One thing we have probably all noticed about rainbows is that they commonly appear after storms. Why might that be? Well, one of the essential ingredients of rainbows are water droplets in the atmosphere. After it rains, there is still a lot of moisture in the atmosphere, so voila! We have good conditions for a rainbow! This is also why you may see a rainbow when running through a sprinkler, or at a fountain, or really any other time you have water in the air. The other main ingredient for rainbows is sunlight, and we can look at the image below to see how sunlight and water droplets may interact to form a rainbow (here, we are approximating water droplets as spheres like the good physicists that we are; the approximation is close enough to properly predict what happens in reality).

When looking at the image above, you will note that as the white light of the Sun enters the water molecule, the light “spreads” in the water droplet (signified by the broadened beam of light in the water droplet). This happens due to a phenomenon known as *dispersion*, which means that each wavelength of light in the white light is refracted at a different angle within the water droplet because each wavelength of light “sees” a different index of refraction. Thus, by Snell’s Law, given as:

\begin{equation} sin\theta_i = n_2sin\theta_t \end{equation}

since each wavelength in the beam of white light has the same input $\theta_i$, the changing value of $n_2$ for each wavelength will mean that each wavelength is refracted at a different angle. So, then, that takes care of how the rainbow starts. But then what happens to the light once inside of the water droplet? Well, to explain that, we can use the following diagram where we can do a bit more ray tracing:

Here, the white light is entering the water droplet along the solid arrow, and then is being refracted along the connected solid line. If we follow the solid line within the water droplet to the next border of the water droplet, we can see here that we have another instance where we could have either reflection or refraction. Now we can use some sneaky math! From before, we have that Snell’s Law from the first interface gives us:

\begin{equation} n_isin\theta_i = n_{t_1}sin\theta_{t_1} \end{equation}

where I have relabeled the original “t” to “$t_1$” for reasons that will become clear momentarily. Then, at the second interface, we have:

\begin{equation} n_{t_1}sin\theta_{t_1} = n_{t_2}sin\theta_{t_2} \end{equation}

Combining these two equations, we can see that we now have the equality:

\begin{equation} n_i sin\theta_i = n_{t_2} sin\theta_{t_2} \end{equation}

But, since $n_i$ = $n_{t_2}$ (both are the refractive indices for the atmosphere), then we have:

\begin{equation} sin\theta_i = sin\theta_{t_2} \end{equation}

So the input angle would be equal to the output angle! But now, we need to check the conditions for total internal reflection, which would be:

\begin{equation} \theta_i = sin^{-1}(\frac{n_{t_2}}{n_i}) = 90^{\circ} \end{equation}

Thus, since the input angle would have to be less than 90 degrees by definition, the light at the back of the water droplet would be totally internally reflected for all wavelengths! From there, the light simply refracts back at the third interface at the same angle it entered, and then we have our rainbow. Easy enough, right?

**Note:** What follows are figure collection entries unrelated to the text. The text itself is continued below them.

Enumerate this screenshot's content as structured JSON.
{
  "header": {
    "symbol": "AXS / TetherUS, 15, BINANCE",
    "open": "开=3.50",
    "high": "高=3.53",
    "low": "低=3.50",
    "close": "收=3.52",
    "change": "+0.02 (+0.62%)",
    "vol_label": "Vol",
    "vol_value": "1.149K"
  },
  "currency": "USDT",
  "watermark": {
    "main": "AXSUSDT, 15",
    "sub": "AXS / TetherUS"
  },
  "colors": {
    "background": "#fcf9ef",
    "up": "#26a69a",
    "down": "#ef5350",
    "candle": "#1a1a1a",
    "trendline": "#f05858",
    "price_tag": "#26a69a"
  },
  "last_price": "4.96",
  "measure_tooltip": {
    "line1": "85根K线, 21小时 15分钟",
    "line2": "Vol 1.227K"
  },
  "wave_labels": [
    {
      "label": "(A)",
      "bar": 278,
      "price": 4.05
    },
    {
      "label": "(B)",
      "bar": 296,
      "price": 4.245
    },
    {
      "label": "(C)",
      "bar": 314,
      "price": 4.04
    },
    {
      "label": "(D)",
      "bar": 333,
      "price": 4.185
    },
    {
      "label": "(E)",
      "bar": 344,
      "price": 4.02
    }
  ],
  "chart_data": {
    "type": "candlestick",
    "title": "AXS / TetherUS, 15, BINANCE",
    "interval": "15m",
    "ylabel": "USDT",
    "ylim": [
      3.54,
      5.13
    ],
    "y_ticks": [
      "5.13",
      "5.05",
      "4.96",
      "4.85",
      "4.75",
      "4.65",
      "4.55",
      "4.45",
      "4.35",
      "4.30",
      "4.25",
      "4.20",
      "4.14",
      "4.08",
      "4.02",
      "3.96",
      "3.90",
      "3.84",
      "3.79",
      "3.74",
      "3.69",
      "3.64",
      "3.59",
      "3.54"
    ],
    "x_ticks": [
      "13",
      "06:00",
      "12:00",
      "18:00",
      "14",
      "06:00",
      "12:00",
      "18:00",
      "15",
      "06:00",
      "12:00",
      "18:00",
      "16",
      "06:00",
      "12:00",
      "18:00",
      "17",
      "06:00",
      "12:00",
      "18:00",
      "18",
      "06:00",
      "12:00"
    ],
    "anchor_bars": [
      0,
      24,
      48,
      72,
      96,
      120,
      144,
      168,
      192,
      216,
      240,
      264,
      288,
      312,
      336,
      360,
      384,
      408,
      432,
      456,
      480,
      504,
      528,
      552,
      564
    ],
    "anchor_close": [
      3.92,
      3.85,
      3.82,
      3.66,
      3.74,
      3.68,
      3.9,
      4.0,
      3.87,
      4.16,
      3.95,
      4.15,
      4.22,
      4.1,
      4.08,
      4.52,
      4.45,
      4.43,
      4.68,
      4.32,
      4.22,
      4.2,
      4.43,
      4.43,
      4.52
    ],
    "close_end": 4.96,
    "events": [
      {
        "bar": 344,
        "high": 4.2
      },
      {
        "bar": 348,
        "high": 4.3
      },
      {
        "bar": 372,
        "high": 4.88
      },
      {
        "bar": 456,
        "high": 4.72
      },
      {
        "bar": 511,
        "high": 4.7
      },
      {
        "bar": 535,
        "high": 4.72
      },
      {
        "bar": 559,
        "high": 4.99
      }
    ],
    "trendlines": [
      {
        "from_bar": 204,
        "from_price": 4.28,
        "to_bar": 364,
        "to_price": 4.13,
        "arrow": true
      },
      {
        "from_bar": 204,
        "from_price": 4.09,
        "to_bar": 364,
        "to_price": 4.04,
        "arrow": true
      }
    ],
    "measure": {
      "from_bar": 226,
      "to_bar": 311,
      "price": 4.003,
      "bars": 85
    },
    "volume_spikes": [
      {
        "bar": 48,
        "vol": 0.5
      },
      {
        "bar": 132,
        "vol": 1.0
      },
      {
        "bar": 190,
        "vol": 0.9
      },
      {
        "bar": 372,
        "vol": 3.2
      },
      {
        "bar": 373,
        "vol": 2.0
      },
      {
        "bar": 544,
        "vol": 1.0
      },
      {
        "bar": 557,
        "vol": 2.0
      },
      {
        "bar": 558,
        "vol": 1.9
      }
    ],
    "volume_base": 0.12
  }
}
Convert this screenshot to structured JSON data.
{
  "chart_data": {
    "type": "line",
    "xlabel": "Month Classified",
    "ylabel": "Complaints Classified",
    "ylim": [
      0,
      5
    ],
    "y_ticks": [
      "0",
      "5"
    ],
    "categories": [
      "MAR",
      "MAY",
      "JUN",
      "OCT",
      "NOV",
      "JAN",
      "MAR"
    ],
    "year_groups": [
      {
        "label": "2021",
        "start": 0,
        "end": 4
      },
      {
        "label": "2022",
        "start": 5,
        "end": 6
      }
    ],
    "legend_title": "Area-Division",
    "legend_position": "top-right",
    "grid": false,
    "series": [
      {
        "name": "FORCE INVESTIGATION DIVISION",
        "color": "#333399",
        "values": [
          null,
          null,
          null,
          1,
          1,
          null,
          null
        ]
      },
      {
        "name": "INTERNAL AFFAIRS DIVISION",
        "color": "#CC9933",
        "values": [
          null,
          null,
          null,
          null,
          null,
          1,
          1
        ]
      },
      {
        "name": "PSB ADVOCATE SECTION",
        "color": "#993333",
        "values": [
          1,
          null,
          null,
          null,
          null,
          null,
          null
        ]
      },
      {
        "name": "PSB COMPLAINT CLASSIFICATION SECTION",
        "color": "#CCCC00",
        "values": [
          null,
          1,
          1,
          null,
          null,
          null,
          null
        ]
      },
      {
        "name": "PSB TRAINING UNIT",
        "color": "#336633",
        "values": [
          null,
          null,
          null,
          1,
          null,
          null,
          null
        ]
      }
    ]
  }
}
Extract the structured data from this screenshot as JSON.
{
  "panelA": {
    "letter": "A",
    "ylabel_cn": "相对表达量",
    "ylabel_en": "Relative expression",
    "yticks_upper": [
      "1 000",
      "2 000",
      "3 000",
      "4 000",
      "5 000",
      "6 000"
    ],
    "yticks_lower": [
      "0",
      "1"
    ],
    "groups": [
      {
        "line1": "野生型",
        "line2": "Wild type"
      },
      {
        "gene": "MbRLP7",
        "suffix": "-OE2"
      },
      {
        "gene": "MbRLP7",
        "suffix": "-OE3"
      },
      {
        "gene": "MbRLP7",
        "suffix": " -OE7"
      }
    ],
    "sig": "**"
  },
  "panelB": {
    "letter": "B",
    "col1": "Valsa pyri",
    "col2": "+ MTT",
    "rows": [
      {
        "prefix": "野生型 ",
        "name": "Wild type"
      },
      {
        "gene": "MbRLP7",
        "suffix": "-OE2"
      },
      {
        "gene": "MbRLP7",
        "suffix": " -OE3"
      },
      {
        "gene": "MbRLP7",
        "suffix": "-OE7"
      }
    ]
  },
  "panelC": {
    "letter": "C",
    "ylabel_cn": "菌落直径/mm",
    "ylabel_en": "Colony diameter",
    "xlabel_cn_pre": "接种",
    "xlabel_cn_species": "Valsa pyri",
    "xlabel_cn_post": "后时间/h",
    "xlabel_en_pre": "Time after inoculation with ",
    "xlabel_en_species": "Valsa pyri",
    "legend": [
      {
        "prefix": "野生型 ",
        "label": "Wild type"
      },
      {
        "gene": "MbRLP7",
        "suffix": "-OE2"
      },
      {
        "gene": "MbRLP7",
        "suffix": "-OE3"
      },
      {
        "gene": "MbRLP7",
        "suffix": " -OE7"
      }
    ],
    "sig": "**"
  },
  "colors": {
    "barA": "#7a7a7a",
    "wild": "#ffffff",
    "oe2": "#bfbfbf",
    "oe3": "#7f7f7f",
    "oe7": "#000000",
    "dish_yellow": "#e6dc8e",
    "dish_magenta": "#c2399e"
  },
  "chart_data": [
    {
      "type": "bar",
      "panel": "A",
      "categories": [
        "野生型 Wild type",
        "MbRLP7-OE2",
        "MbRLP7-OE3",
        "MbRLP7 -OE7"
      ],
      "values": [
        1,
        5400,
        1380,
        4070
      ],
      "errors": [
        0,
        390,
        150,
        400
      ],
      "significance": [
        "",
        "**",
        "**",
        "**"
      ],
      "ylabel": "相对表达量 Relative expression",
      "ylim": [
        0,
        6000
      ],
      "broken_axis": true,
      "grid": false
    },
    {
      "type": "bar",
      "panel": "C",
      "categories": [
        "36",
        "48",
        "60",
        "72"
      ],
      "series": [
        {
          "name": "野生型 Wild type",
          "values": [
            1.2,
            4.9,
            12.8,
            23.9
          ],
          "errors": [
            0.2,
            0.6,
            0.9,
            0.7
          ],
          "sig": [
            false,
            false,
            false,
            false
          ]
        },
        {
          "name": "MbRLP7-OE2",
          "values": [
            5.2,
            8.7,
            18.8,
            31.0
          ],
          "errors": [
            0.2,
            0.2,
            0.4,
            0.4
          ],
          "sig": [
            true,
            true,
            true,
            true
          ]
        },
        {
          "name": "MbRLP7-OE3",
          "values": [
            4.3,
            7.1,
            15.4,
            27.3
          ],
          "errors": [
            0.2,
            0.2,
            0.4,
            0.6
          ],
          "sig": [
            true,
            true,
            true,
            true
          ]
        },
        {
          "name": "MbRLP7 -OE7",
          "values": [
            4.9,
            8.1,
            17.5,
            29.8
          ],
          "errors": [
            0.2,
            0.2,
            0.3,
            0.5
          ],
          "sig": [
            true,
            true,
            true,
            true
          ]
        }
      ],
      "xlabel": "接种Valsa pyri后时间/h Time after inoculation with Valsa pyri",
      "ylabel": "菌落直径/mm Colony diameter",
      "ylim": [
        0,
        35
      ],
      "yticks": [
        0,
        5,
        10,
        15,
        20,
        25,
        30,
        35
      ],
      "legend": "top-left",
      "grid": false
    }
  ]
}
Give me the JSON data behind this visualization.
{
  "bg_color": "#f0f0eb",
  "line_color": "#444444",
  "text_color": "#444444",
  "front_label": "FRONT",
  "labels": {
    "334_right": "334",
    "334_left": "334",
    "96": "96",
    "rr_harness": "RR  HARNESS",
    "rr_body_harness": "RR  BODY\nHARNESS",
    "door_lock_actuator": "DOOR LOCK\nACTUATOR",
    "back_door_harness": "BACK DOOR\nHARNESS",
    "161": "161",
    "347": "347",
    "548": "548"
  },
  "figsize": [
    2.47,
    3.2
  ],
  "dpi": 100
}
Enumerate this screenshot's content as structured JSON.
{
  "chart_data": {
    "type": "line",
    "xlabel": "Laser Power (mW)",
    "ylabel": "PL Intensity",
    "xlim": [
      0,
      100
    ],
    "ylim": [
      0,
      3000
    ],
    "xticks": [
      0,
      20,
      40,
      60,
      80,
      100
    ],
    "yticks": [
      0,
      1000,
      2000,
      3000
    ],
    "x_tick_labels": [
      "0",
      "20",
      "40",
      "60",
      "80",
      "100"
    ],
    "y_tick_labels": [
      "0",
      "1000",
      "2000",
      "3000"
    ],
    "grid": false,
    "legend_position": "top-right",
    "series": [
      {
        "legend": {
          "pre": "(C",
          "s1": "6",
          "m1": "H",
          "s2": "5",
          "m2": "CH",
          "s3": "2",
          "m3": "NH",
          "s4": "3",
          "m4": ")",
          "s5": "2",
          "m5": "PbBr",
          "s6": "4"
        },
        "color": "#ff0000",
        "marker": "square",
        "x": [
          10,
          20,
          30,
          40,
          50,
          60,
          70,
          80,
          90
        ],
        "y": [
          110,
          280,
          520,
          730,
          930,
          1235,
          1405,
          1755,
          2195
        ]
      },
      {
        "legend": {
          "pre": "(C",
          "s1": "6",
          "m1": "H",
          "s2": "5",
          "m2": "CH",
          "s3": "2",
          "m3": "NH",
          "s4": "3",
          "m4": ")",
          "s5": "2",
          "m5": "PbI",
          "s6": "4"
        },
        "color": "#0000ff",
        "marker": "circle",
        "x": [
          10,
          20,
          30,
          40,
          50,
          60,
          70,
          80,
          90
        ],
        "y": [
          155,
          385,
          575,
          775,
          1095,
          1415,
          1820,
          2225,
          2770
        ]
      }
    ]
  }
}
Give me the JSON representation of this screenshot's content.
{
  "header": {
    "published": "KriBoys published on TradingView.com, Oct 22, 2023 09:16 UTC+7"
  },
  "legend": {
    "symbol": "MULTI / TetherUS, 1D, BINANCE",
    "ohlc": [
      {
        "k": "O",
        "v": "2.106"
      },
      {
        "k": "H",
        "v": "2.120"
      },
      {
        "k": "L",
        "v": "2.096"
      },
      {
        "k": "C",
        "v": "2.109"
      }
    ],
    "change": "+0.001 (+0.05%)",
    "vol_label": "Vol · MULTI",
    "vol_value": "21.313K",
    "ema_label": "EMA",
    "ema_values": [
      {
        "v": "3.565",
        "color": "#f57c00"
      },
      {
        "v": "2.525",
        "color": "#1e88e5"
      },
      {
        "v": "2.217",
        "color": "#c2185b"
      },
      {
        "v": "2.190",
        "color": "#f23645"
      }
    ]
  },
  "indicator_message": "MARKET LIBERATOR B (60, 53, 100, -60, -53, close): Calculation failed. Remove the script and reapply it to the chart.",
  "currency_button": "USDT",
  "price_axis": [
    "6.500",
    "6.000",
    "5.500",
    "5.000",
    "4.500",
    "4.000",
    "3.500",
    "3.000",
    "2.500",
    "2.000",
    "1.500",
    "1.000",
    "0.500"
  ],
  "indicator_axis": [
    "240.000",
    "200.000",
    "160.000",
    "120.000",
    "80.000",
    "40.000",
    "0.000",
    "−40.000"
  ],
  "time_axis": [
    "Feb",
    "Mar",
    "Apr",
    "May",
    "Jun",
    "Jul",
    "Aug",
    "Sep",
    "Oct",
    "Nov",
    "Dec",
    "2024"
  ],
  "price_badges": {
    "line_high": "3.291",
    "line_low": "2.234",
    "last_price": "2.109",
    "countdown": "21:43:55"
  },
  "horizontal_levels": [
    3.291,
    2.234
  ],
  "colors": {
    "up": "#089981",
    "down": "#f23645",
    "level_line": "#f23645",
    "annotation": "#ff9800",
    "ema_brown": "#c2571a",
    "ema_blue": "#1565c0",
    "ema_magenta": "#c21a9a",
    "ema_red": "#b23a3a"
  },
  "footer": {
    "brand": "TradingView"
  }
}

Something interesting to note is that when we are viewing rainbows, we see the red color appear at the top of the rainbow and the purple appear at the bottom, which is inconsistent with the graphic above. What’s the difference? It turns out the discrepancy is accounted for when we consider the angle at which we *view* the rainbow: when we are viewing the rainbow, the order of the colors flips, such that the red color appears on top and blue on the bottom. This also explains why we cannot view the rainbow while facing the Sun: it must be behind us in order for us to view the dispersion of the Sun’s rays.